The Ektra does a great job with day-to-day tasks. Apps load quickly and multitasking performance is good. We rarely noticed any stutter or lag. The Ektra feels a bulky, especially when you're used to today's slim smartphones. There’s no heating problem with standard apps, but fire up a game or use the camera and it starts to get quite warm. The heat can be felt along the upper edges and around the camera lens.
Media playback is handled well. The Ektra supports all popular media formats and can handle 4K video too. The display smudges quite easily and is reflective, which isn’t easy to view outdoors. There’s a single mono speaker around the back, which does its job for alerts but doesn’t get too loud for media and games. The sound enhancement option in the Settings app helps a tiny bit, but not by much.
We now come to the main attraction of the Kodak Ektra, and that’s the camera. There’s a 21-megapixel sensor on the back with a special anti-reflective lens coating. It has an f/2.0 aperture, 6-axis OIS, and PDAF.
In daylight landscapes and macros, the Ektra captures good amounts of detail, with good colour rendition too. However, it isn't perfect. There was noticeable chromatic aberration in some of our landscape sample shots, and white balance wasn't consistent. We took a couple of shots with the same frame in quick succession that ended up having very different white balances. On the other hand, focusing is quick and macros turned out fairly detailed. In low light, images aren’t noisy, but detail levels take a bit of a hit. The front camera good even with a 13-megapixel sensor, as images are soft and lack good detail.
Video recording maxes out at 4K and the quality is good in daylight. At night, details get a bit fuzzy although noise is kept well in check. Focus shifts quickly when you pan about, but the claimed '6-axis OIS' doesn't seem to to be effective at all even at lower resolutions. We reached out to Bullitt for some clarity on this and we were told that the camera module has 3-axis stabilisation but the rest is done using the gyroscope.
The thing we liked most about the camera is the design of the app. You can launch it with a double tap of the shutter button even when the phone is locked. The app disables the phone's capacitive buttons so you don’t accidentally press them, and you have to use a dedicated on-screen button to close it. Bullitt has recreated the mode dial that you seen on DSLRs, which works seamlessly on screen. Other settings like photo and video resolution can easily be changed from the viewfinder itself. Manual mode gives you decent amount of control although you can’t change the aperture value.
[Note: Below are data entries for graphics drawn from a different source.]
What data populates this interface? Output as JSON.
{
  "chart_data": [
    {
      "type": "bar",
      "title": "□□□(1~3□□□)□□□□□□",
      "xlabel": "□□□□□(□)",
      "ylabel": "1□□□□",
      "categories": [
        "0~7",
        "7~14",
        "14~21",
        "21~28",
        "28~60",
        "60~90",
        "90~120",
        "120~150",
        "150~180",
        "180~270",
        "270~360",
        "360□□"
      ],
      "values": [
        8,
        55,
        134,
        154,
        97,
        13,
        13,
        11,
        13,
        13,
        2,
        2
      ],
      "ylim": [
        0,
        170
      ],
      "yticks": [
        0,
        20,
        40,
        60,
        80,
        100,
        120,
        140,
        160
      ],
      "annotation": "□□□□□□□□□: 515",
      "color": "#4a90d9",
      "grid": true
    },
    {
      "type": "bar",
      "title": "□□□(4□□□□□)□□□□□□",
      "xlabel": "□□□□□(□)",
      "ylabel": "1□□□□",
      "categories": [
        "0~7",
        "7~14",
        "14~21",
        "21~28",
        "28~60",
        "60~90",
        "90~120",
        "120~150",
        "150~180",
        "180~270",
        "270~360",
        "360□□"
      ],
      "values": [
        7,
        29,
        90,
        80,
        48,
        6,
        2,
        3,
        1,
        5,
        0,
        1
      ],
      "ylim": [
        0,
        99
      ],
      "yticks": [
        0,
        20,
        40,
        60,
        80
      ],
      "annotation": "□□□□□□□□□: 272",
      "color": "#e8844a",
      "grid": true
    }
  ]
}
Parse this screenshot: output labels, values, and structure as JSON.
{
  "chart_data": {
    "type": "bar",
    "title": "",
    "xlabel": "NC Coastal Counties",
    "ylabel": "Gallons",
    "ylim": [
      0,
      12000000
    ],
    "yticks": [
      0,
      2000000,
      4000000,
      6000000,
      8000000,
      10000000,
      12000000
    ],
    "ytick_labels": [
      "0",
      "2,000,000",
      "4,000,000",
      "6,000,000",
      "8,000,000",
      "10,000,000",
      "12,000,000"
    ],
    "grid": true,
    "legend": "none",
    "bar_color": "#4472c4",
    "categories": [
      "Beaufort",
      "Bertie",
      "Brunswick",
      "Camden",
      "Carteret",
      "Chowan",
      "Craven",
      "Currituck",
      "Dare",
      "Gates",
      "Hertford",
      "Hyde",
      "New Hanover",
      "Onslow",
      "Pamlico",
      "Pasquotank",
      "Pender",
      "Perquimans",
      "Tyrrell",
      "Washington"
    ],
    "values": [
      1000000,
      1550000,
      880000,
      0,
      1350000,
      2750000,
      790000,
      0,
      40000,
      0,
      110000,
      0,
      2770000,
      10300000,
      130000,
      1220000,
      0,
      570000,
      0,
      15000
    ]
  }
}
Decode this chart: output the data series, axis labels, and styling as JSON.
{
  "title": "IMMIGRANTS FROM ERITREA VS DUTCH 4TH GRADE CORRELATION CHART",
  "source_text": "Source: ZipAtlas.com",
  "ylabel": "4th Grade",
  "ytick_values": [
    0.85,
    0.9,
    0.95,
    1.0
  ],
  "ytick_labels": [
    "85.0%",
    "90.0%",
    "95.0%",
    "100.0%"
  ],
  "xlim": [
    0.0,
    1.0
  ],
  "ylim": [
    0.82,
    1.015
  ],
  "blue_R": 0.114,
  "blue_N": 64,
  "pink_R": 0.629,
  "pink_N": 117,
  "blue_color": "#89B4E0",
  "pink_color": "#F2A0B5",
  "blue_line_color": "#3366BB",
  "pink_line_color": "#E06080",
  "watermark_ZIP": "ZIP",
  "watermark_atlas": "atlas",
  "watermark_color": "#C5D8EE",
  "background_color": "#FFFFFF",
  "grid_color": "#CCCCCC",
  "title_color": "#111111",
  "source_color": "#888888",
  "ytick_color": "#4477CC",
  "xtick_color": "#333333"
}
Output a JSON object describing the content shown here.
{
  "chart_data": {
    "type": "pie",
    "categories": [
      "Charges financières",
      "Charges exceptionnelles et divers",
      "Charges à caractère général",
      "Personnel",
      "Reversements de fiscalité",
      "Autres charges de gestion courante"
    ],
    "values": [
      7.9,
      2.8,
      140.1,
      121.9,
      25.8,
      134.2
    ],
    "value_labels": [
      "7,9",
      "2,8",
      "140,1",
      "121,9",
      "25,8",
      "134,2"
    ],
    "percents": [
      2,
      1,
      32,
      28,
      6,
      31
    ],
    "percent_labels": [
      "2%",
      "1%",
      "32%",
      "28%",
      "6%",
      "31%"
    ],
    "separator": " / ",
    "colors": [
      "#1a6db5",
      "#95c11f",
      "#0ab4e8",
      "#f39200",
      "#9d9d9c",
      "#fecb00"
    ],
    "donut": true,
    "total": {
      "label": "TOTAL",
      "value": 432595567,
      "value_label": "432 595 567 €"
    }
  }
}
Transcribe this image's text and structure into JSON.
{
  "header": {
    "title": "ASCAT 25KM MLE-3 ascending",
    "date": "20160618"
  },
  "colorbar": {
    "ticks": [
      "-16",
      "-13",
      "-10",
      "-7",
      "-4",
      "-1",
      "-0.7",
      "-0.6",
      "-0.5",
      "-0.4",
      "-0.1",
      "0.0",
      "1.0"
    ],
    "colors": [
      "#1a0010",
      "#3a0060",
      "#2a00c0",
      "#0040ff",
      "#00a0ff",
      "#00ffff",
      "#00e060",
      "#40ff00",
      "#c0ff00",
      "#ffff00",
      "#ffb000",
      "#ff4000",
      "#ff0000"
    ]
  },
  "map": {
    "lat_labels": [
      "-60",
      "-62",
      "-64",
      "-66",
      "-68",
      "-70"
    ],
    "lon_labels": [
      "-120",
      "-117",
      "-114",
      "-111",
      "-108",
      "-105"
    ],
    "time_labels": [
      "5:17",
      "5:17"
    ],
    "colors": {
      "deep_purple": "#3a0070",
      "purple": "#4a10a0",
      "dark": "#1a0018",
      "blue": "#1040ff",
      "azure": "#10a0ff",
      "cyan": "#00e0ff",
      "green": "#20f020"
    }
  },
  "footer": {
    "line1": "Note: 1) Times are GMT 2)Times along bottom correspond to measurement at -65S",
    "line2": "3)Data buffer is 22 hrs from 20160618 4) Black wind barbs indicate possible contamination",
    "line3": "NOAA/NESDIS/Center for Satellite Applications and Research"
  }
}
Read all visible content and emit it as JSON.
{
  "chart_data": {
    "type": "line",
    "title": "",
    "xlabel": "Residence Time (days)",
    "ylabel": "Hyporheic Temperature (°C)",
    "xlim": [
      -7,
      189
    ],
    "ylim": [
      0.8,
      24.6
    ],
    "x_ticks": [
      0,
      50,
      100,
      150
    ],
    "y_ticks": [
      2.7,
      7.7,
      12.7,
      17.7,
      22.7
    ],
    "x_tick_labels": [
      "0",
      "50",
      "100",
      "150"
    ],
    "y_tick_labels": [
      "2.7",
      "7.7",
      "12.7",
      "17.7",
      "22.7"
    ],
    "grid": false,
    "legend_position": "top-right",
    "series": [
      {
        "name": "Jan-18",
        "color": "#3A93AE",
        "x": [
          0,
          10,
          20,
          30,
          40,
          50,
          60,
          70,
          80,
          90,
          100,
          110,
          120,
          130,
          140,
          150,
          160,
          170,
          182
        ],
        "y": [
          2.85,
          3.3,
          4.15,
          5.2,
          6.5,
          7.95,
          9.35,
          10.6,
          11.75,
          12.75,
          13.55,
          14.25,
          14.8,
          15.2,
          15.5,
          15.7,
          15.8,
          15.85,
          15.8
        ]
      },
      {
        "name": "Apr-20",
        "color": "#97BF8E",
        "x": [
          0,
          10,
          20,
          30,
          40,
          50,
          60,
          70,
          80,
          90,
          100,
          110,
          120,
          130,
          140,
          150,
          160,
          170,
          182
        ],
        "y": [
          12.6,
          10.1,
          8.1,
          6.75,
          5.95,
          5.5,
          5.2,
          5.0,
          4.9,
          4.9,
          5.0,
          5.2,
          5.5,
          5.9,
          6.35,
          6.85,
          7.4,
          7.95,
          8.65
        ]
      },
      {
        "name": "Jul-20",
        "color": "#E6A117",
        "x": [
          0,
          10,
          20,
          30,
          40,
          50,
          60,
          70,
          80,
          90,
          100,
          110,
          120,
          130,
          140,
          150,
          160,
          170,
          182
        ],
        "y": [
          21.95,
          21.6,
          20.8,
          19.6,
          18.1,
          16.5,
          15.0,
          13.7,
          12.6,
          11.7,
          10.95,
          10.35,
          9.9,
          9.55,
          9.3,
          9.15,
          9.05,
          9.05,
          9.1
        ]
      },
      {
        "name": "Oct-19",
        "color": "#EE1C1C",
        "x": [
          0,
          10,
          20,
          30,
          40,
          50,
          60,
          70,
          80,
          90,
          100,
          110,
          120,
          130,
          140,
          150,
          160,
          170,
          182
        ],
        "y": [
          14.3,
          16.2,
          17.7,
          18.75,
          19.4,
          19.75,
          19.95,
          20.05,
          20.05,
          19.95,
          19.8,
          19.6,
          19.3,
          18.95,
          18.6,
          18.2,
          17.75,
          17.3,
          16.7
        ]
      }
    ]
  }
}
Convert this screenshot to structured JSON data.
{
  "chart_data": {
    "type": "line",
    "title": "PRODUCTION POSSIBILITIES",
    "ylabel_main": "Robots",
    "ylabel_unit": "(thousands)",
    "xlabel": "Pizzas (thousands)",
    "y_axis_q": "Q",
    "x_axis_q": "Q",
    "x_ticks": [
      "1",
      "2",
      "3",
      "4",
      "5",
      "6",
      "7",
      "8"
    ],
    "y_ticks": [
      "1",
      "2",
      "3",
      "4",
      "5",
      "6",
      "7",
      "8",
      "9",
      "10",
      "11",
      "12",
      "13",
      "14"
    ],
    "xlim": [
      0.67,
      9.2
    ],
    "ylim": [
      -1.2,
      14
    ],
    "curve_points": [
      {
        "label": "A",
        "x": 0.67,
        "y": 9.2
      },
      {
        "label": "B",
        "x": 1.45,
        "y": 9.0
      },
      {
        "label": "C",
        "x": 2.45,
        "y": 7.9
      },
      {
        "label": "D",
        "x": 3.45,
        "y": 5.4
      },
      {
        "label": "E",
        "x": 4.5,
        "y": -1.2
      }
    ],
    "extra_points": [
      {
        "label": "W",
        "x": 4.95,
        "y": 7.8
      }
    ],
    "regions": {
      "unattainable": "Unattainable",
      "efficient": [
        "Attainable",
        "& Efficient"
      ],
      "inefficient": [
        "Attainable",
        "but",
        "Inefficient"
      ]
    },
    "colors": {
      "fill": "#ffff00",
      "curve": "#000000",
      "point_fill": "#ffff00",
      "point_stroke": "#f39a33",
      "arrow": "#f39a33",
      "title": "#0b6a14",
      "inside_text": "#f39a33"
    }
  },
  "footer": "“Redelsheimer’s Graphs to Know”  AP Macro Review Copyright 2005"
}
The 3000mAh battery lasted for 8 hours and 21 minutes in our HD video loop test, which is quite a weak performance. With regular use, we had to charge the phone before the day was up as even a little bit of gaming or camera usage made a sizeable dent in the battery level. The bundled 10W charger supports MediaTek’s Pump Express standard for quick charging, but it isn't great. We able to get up to only roughly 30 percent in about half an hour.
Bullitt has got the pricing right with the Ektra, as anything more than Rs. 20,000 would have made it too expensive to consider. In fact, we’re surprised that it has been this aggressive considering that this phone sells for much more overseas. The throwback to old-style film cameras in the design is a nice touch and gives the Ektra some nostalgic value. However, this is a smartphone at the end of the day, and all things considered, it doesn’t really stand out. The main highlight is its camera, which is good, but not great.
We think smartphones like the Honor 8 (Review) or even the Samsung Galaxy On Max (Review) will serve you a lot better at this price point, as they offer very good smartphone experiences without compromising on camera performance.